当初は撤去予定だった「太陽の塔」はなぜ残ったのか…万博のシンボル350億円の「大屋根リング」に感じる残念さ 1970年からわれわれは本当に「進歩」したのか

1970年の大阪万博のシンボルとして岡本太郎が手掛けた太陽の塔は、当初は万博終了後に撤去される予定だった。ライターの栗下直也さんは「当時の人々が万博のシンボルに抱いていた想いは、今回の大阪万博のシンボルへの想いとは決定的に異なる」という――。(後編/全2回)
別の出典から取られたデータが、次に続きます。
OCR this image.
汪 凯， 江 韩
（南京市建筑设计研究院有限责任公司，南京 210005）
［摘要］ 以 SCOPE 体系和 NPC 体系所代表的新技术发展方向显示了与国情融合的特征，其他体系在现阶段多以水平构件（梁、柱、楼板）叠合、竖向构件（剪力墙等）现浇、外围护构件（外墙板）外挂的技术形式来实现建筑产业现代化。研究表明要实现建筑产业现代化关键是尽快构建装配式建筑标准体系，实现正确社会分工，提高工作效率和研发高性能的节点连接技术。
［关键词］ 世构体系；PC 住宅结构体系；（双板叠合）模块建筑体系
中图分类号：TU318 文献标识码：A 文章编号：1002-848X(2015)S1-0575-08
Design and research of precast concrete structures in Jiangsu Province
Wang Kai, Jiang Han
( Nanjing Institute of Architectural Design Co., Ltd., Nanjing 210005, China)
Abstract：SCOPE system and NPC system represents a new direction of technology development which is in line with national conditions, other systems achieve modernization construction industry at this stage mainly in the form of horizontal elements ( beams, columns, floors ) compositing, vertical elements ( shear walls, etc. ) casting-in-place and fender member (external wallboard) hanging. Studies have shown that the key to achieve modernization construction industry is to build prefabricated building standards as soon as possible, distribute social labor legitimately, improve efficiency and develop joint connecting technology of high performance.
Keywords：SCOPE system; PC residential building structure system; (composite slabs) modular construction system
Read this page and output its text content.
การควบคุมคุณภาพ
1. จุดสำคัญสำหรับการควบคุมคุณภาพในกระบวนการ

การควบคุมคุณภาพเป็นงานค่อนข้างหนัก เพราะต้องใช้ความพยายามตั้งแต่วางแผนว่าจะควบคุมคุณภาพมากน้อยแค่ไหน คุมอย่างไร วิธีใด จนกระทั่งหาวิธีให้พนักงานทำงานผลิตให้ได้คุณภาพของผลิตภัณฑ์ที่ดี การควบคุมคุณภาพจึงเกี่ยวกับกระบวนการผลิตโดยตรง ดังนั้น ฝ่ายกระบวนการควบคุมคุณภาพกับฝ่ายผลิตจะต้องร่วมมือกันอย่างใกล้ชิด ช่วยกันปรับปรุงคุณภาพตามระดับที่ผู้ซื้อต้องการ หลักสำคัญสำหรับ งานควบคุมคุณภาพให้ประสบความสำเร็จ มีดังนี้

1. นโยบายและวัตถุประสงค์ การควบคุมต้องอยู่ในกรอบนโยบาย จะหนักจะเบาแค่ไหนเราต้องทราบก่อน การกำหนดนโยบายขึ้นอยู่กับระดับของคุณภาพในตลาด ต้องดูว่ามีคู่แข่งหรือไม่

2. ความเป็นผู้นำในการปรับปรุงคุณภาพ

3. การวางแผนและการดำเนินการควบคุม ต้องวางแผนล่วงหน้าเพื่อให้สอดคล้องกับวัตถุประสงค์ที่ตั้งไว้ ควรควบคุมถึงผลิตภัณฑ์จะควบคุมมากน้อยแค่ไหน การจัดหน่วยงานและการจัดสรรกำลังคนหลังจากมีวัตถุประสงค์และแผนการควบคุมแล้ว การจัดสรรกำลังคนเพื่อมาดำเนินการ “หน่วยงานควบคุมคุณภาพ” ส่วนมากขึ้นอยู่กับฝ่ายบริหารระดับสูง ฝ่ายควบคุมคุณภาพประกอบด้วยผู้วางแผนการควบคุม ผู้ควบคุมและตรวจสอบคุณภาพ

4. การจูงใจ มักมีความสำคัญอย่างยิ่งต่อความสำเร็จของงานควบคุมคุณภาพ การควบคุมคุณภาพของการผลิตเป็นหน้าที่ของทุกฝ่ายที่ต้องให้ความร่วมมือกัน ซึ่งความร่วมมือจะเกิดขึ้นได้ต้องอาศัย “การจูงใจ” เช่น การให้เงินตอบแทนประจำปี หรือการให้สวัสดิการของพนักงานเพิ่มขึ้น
太陽の塔(写真=663highland/CC-BY-SA-3.0/Wikimedia Commons

前編から続く)

1970年大阪万博が計画された当初、すべてのパビリオンは万博閉幕後6カ月以内に出展者が解体するという条件で建設された。これは決して特殊な条件ではなく、世界の博覧会における標準的な慣行だった。そのため、大半の構造物は長期的な耐久性を考慮して設計されていなかった。

1970年9月13日に万博が終了すると、解体作業が開始された。数日のうちに、北欧パビリオンが撤去され、続いてUFO(日立グループパビリオン)、光の木(スイスパビリオン)、七重の塔(古河パビリオン)、恐竜(オーストラリアパビリオン)など多くの象徴的な構造物が解体された。

例外的に万博開催前から保存が決まっていた構造物もあった。日本館、万博ホール、万博美術館(旧国立国際美術館)、日本庭園、日本民芸館、そして日本鉄鋼連盟が建設した鉄鋼館などだ。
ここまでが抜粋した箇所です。